Une nouvelle époque de paix, forgée dans le moule angélique de la tolérance et du développement fraternel, s’ouvre alors. L’exploitation des nanotechnologies et de nouveaux minéraux enfante une qualité et un niveau de vie croissants et égalisateurs. Avec un réalisme froid, l’auteur n’oublie pas de mentionner les facteurs de régulation démographique favorisant cette prospérité : les catastrophes environnementales et sanitaires tout d’abord, une criminalité collective accrue et destructrice dans un second temps et enfin les causes sociales, avec l’explosion consommée de la famille nucléaire, la politique de l’enfant unique généralisée, l’indépendance totale de la femme entamant la natalité ainsi que la domination multimillénaire de l’homme.
L’auteur nous dévoile alors sa vision du monde régulé et rationalisé qu’il appelle de ses vœux : celle « d’une nouvelle société libérale et humanitaire », proche du projet kantien et de l’utopie de démocratie mondiale. De nouveaux espaces géographiques se forment : l’Union Israélo-palestinienne et la réunification des deux Corées sont imposées par la force des peuples eux-mêmes, mués dans une volonté pacifique fantasmée. Les murs entre les hommes sont faits pour être abattus, celui du Proche-Orient et du Nouveau Mexique le sont ici. Enfin, le débat brûlant sur la souveraineté nationale s’éteint progressivement sous l’impulsion d’une interconnexion mondiale en accroissement tendanciel : le multiculturalisme accentué par un renouveau de justice fiscale et salariale jugule les tensions et les différences. Le livre s’achève pourtant sur une note négative, appariant apocalypse et science-fiction, que l’auteur de cet article laisse au lecteur le soin de découvrir.

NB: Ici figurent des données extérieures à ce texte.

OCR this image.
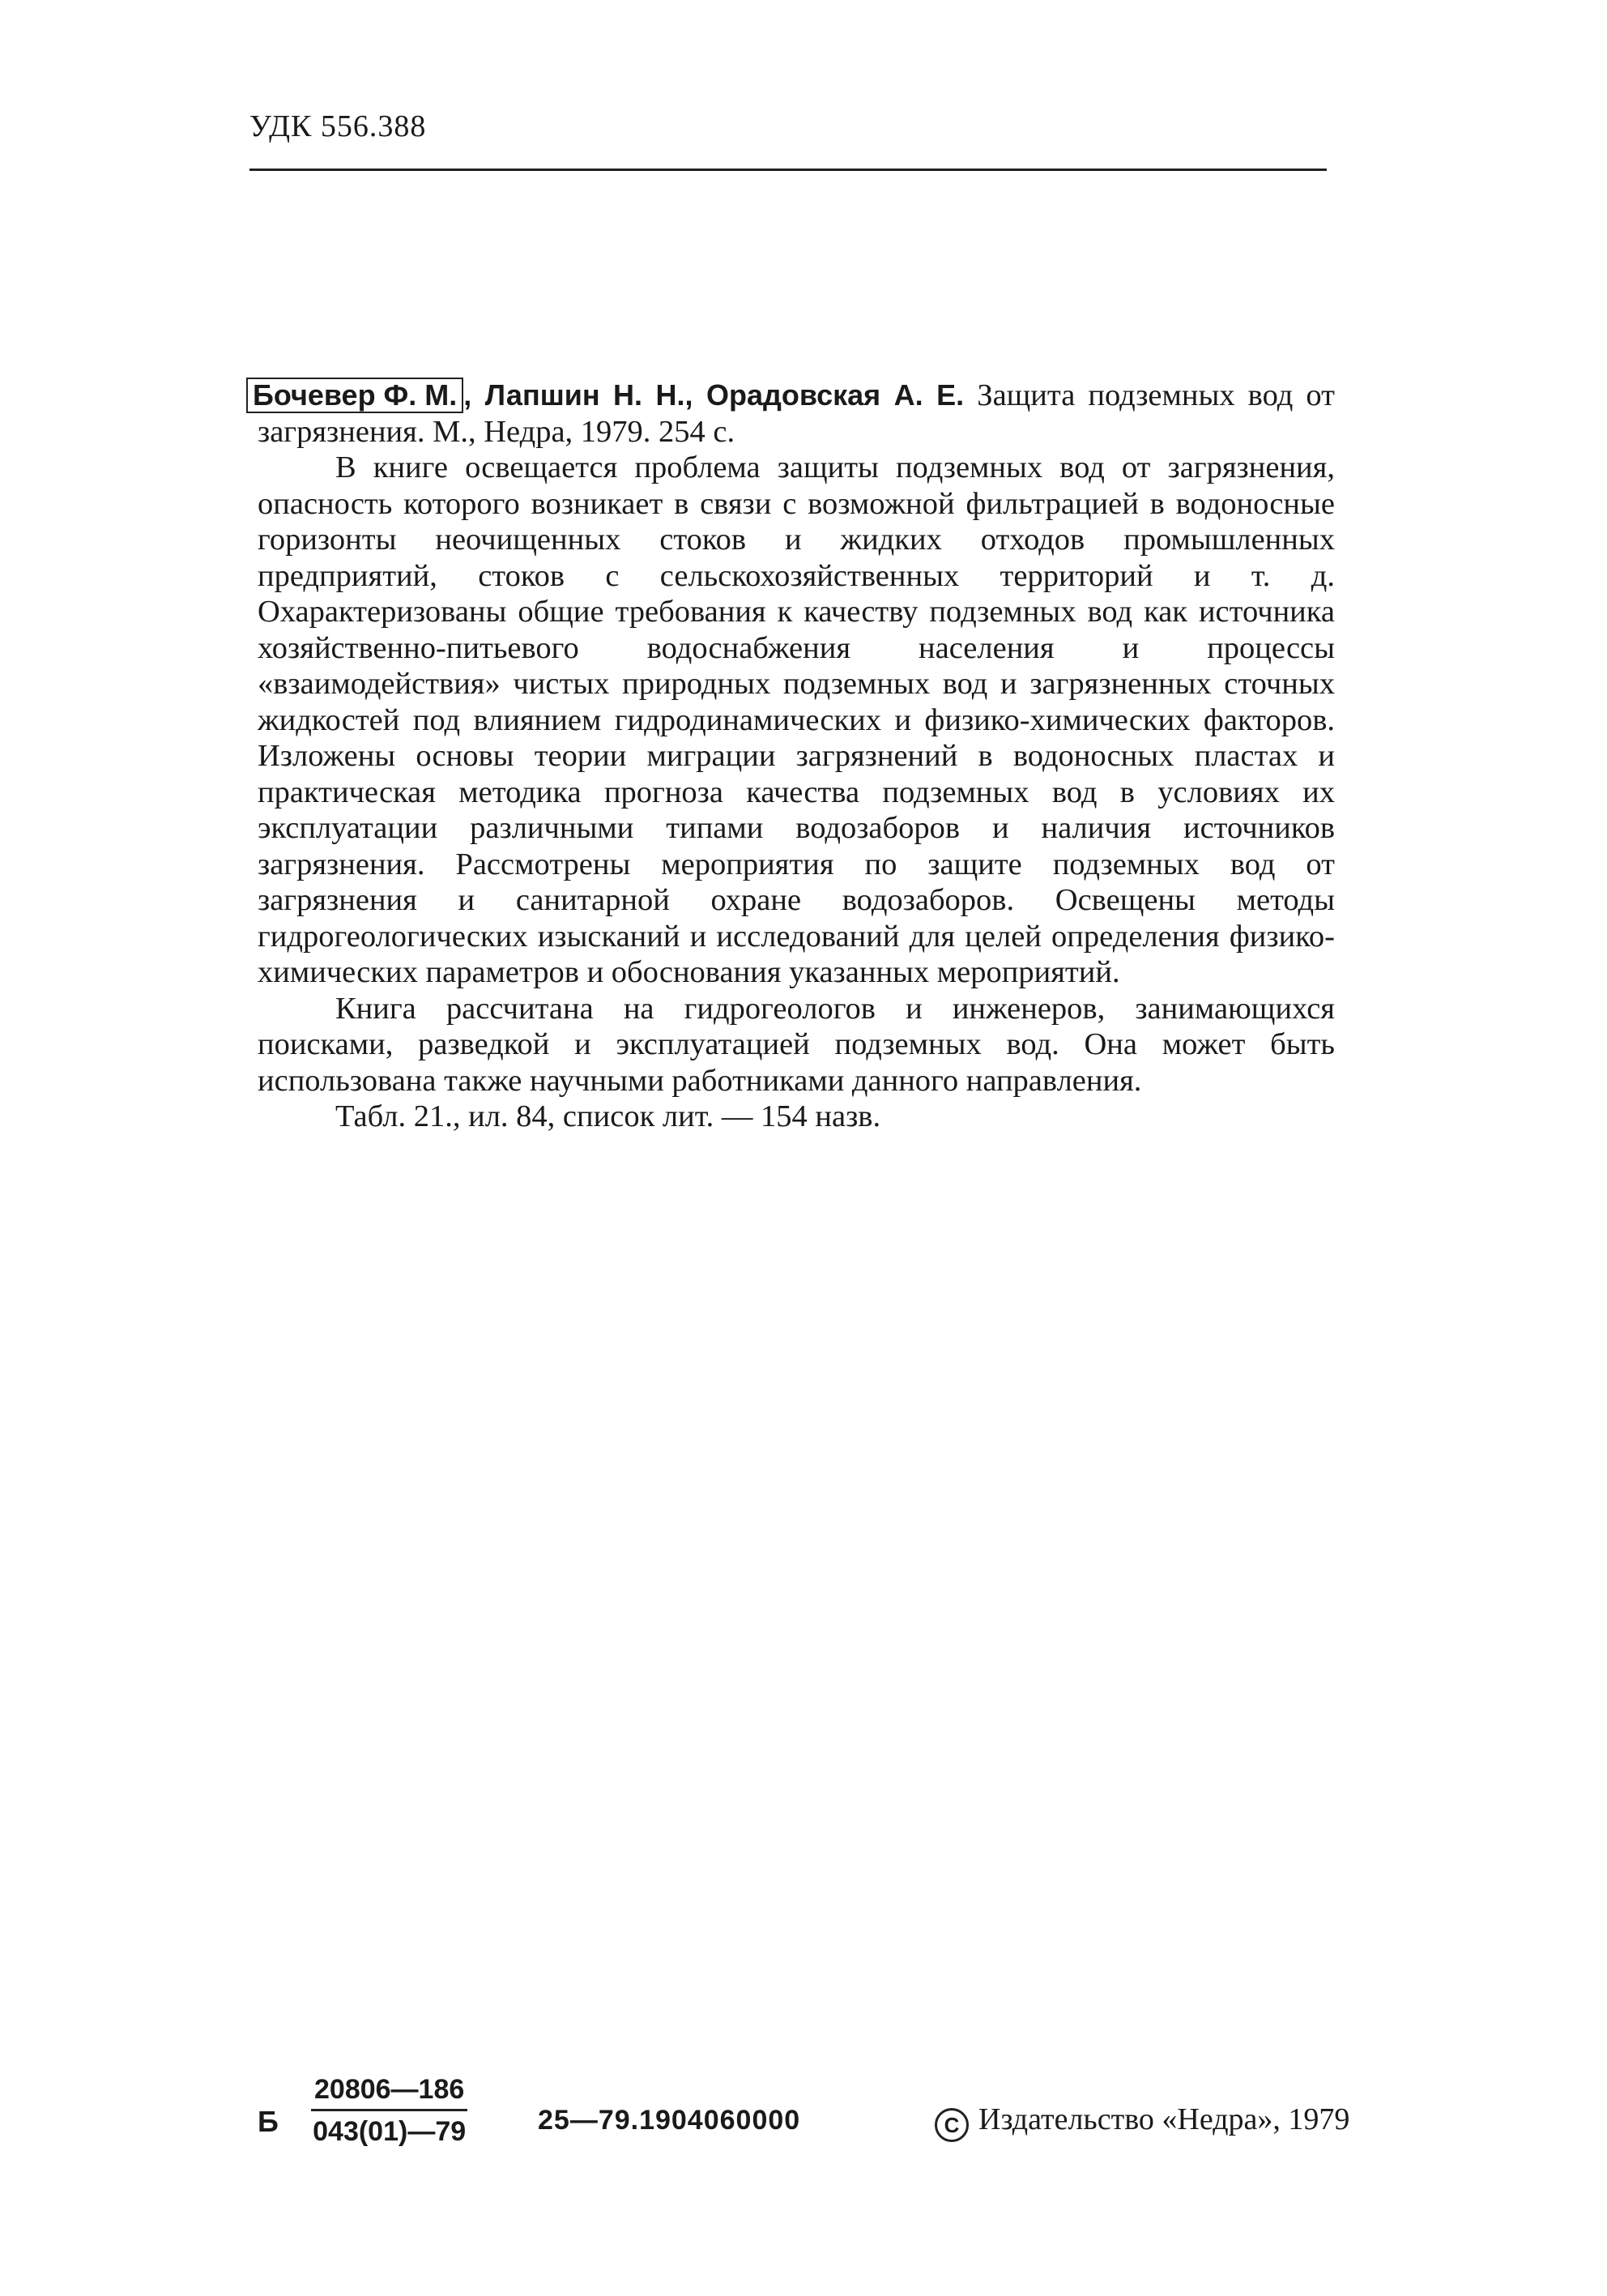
УДК 556.388

Бочевер Ф. М. , Лапшин Н. Н., Орадовская А. Е. Защита подземных вод от загрязнения. М., Недра, 1979. 254 с.

В книге освещается проблема защиты подземных вод от загрязнения, опасность которого возникает в связи с возможной фильтрацией в водоносные горизонты неочищенных стоков и жидких отходов промышленных предприятий, стоков с сельскохозяйственных территорий и т. д. Охарактеризованы общие требования к качеству подземных вод как источника хозяйственно-питьевого водоснабжения населения и процессы «взаимодействия» чистых природных подземных вод и загрязненных сточных жидкостей под влиянием гидродинамических и физико-химических факторов. Изложены основы теории миграции загрязнений в водоносных пластах и практическая методика прогноза качества подземных вод в условиях их эксплуатации различными типами водозаборов и наличия источников загрязнения. Рассмотрены мероприятия по защите подземных вод от загрязнения и санитарной охране водозаборов. Освещены методы гидрогеологических изысканий и исследований для целей определения физико-химических параметров и обоснования указанных мероприятий.

Книга рассчитана на гидрогеологов и инженеров, занимающихся поисками, разведкой и эксплуатацией подземных вод. Она может быть использована также научными работниками данного направления.

Табл. 21., ил. 84, список лит. — 154 назв.

Б $\frac{20806—186}{043(01)—79}$	25—79.1904060000	C Издательство «Недра», 1979
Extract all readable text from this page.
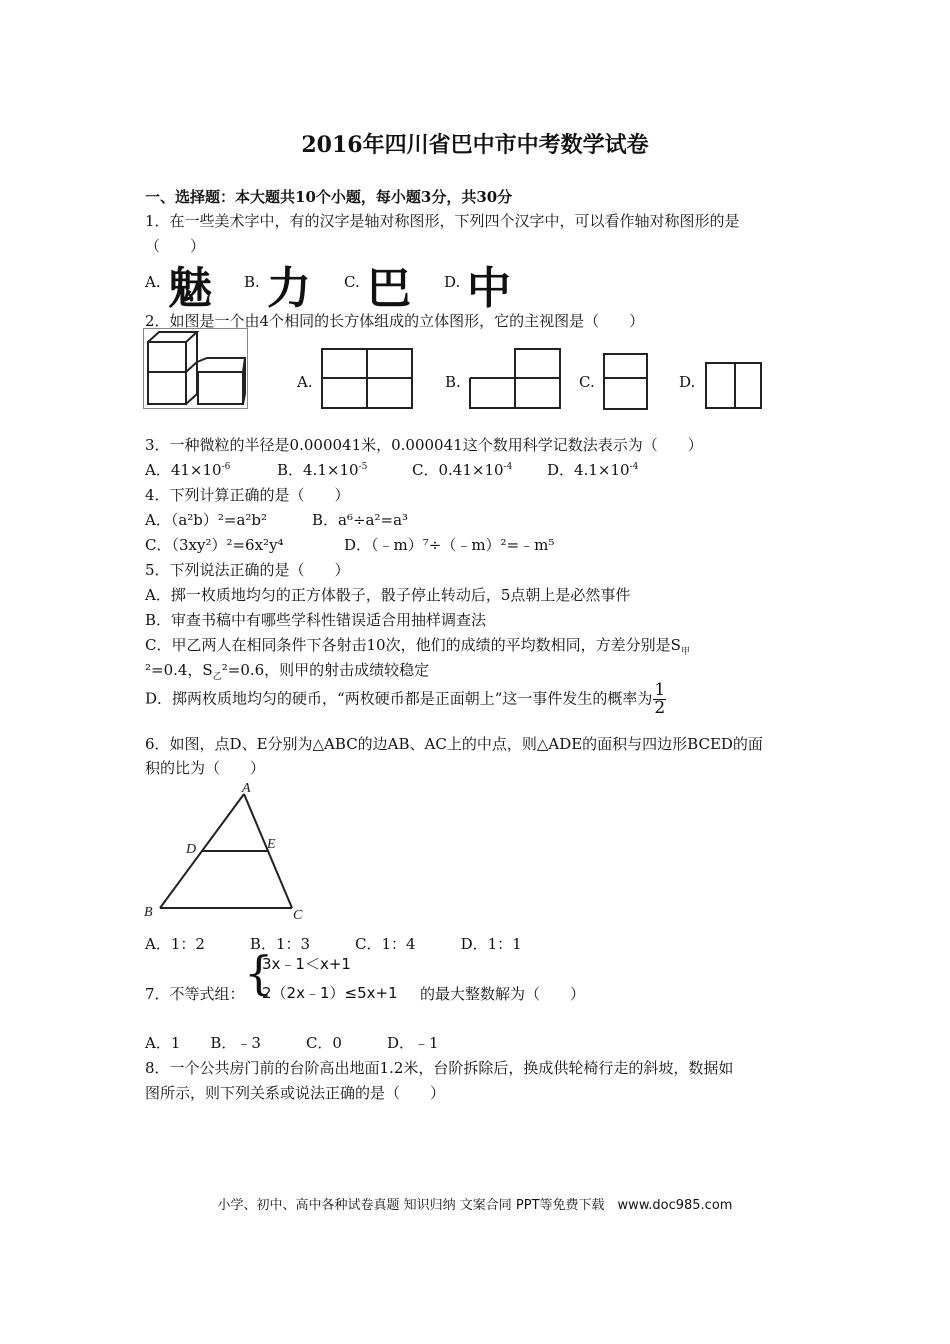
2016年四川省巴中市中考数学试卷
一、选择题：本大题共10个小题，每小题3分，共30分
1．在一些美术字中，有的汉字是轴对称图形，下列四个汉字中，可以看作轴对称图形的是
（　　）
A. 魅 B. 力 C. 巴 D. 中
2．如图是一个由4个相同的长方体组成的立体图形，它的主视图是（　　）
A.	B.	C.	D.
3．一种微粒的半径是0.000041米，0.000041这个数用科学记数法表示为（　　）
A．$41\times 10^{-6}$	B．$4.1\times 10^{-5}$	C．$0.41\times 10^{-4}$ D．$4.1\times 10^{-4}$
4．下列计算正确的是（　　）
A．（a²b）²=a²b²	B．a⁶÷a²=a³
C．（3xy²）²=6x²y⁴	D．（﹣m）⁷÷（﹣m）²=﹣m⁵
5．下列说法正确的是（　　）
A．掷一枚质地均匀的正方体骰子，骰子停止转动后，5点朝上是必然事件
B．审查书稿中有哪些学科性错误适合用抽样调查法
C．甲乙两人在相同条件下各射击10次，他们的成绩的平均数相同，方差分别是$S_甲$
²=0.4，$S_乙^2=0.6$，则甲的射击成绩较稳定
D．掷两枚质地均匀的硬币，“两枚硬币都是正面朝上”这一事件发生的概率为 $\frac{1}{2}$
6．如图，点D、E分别为△ABC的边AB、AC上的中点，则△ADE的面积与四边形BCED的面
积的比为（　　）
A
B	C
D	E
A．1：2　　　B．1：3　　　C．1：4　　　D．1：1
7．不等式组： {
3x﹣1＜x+1
2（2x﹣1）≤5x+1 的最大整数解为（　　）
A．1　　B．﹣3　　　C．0　　　D．﹣1
8．一个公共房门前的台阶高出地面1.2米，台阶拆除后，换成供轮椅行走的斜坡，数据如
图所示，则下列关系或说法正确的是（　　）
小学、初中、高中各种试卷真题 知识归纳 文案合同 PPT等免费下载　www.doc985.com
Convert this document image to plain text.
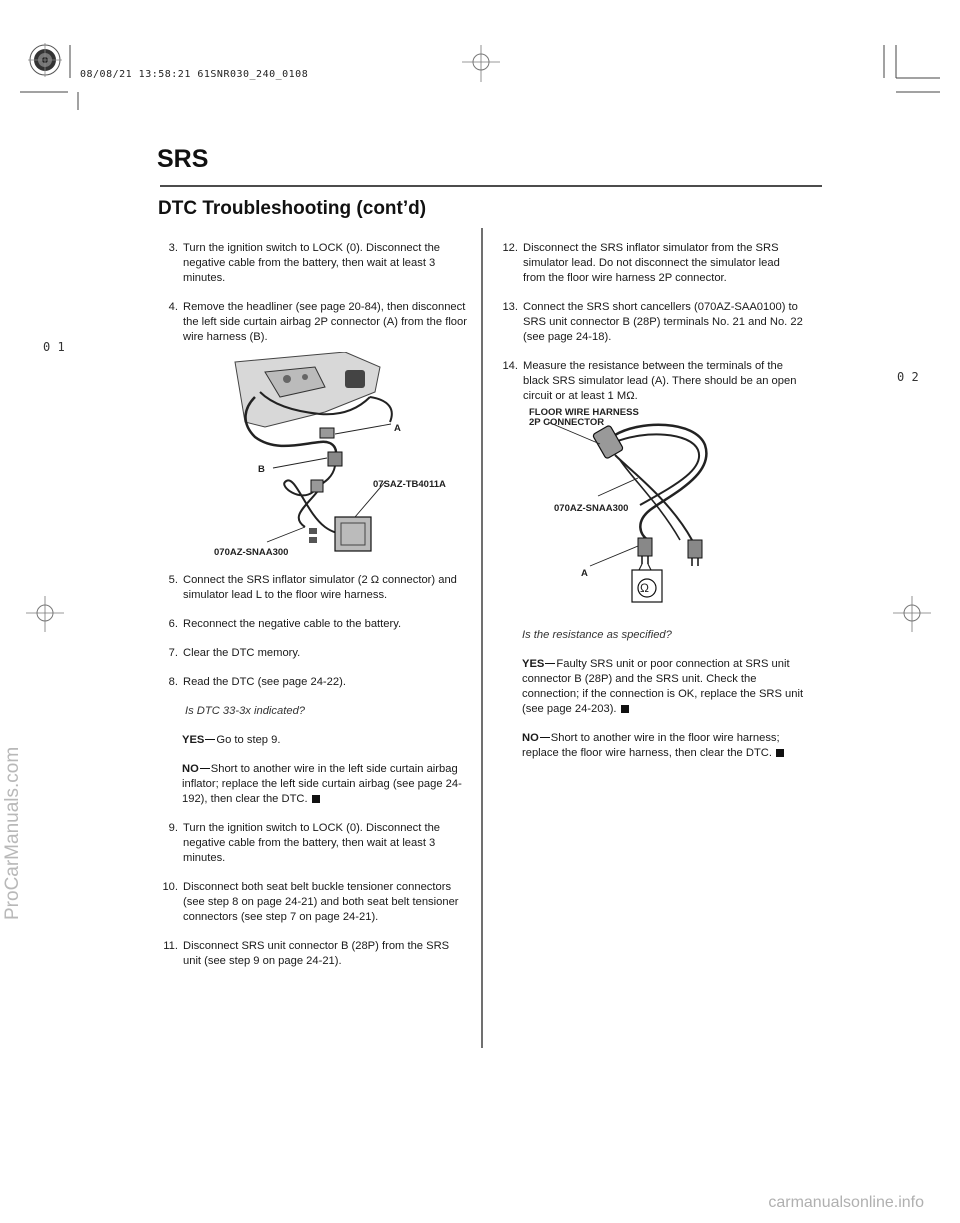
08/08/21 13:58:21 61SNR030_240_0108
0 1
0 2
SRS
DTC Troubleshooting (cont’d)
3. Turn the ignition switch to LOCK (0). Disconnect the negative cable from the battery, then wait at least 3 minutes.
4. Remove the headliner (see page 20-84), then disconnect the left side curtain airbag 2P connector (A) from the floor wire harness (B).
A
B
07SAZ-TB4011A
070AZ-SNAA300
5. Connect the SRS inflator simulator (2 Ω connector) and simulator lead L to the floor wire harness.
6. Reconnect the negative cable to the battery.
7. Clear the DTC memory.
8. Read the DTC (see page 24-22).
Is DTC 33-3x indicated?
YES Go to step 9.
NO Short to another wire in the left side curtain airbag inflator; replace the left side curtain airbag (see page 24-192), then clear the DTC.
9. Turn the ignition switch to LOCK (0). Disconnect the negative cable from the battery, then wait at least 3 minutes.
10. Disconnect both seat belt buckle tensioner connectors (see step 8 on page 24-21) and both seat belt tensioner connectors (see step 7 on page 24-21).
11. Disconnect SRS unit connector B (28P) from the SRS unit (see step 9 on page 24-21).
12. Disconnect the SRS inflator simulator from the SRS simulator lead. Do not disconnect the simulator lead from the floor wire harness 2P connector.
13. Connect the SRS short cancellers (070AZ-SAA0100) to SRS unit connector B (28P) terminals No. 21 and No. 22 (see page 24-18).
14. Measure the resistance between the terminals of the black SRS simulator lead (A). There should be an open circuit or at least 1 MΩ.
Ω
FLOOR WIRE HARNESS
2P CONNECTOR
070AZ-SNAA300
A
Is the resistance as specified?
YES Faulty SRS unit or poor connection at SRS unit connector B (28P) and the SRS unit. Check the connection; if the connection is OK, replace the SRS unit (see page 24-203).
NO Short to another wire in the floor wire harness; replace the floor wire harness, then clear the DTC.
ProCarManuals.com
carmanualsonline.info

La plume d’Olivier Giscard d’Estaing, claire sans être claironnante, sa langue, châtiée sans être chatoyante, sa prose, simple sans être simpliste, donnent finalement naissance à un ouvrage précis et concis mais hybride, naviguant entre essai politique et digressions du sage. Notons que l’auteur s’écarte parfois des chemins de la Raison pour laisser parler le Cœur : empruntant le chemin des possibles avec lucidité, il s’égare parfois sur la route du fantasme avec ferveur. Invitation au voyage ouvrant le chemin à la réflexion téléologique ; multiples sont les sentences lapidaires, que le lecteur pourra apprécier au fil des pages, valant bien des péroraisons scientifiques : « Finalement on vit mieux avec 6,2 milliards d’habitants qu’avec 9 à 10 milliards de consommateurs ».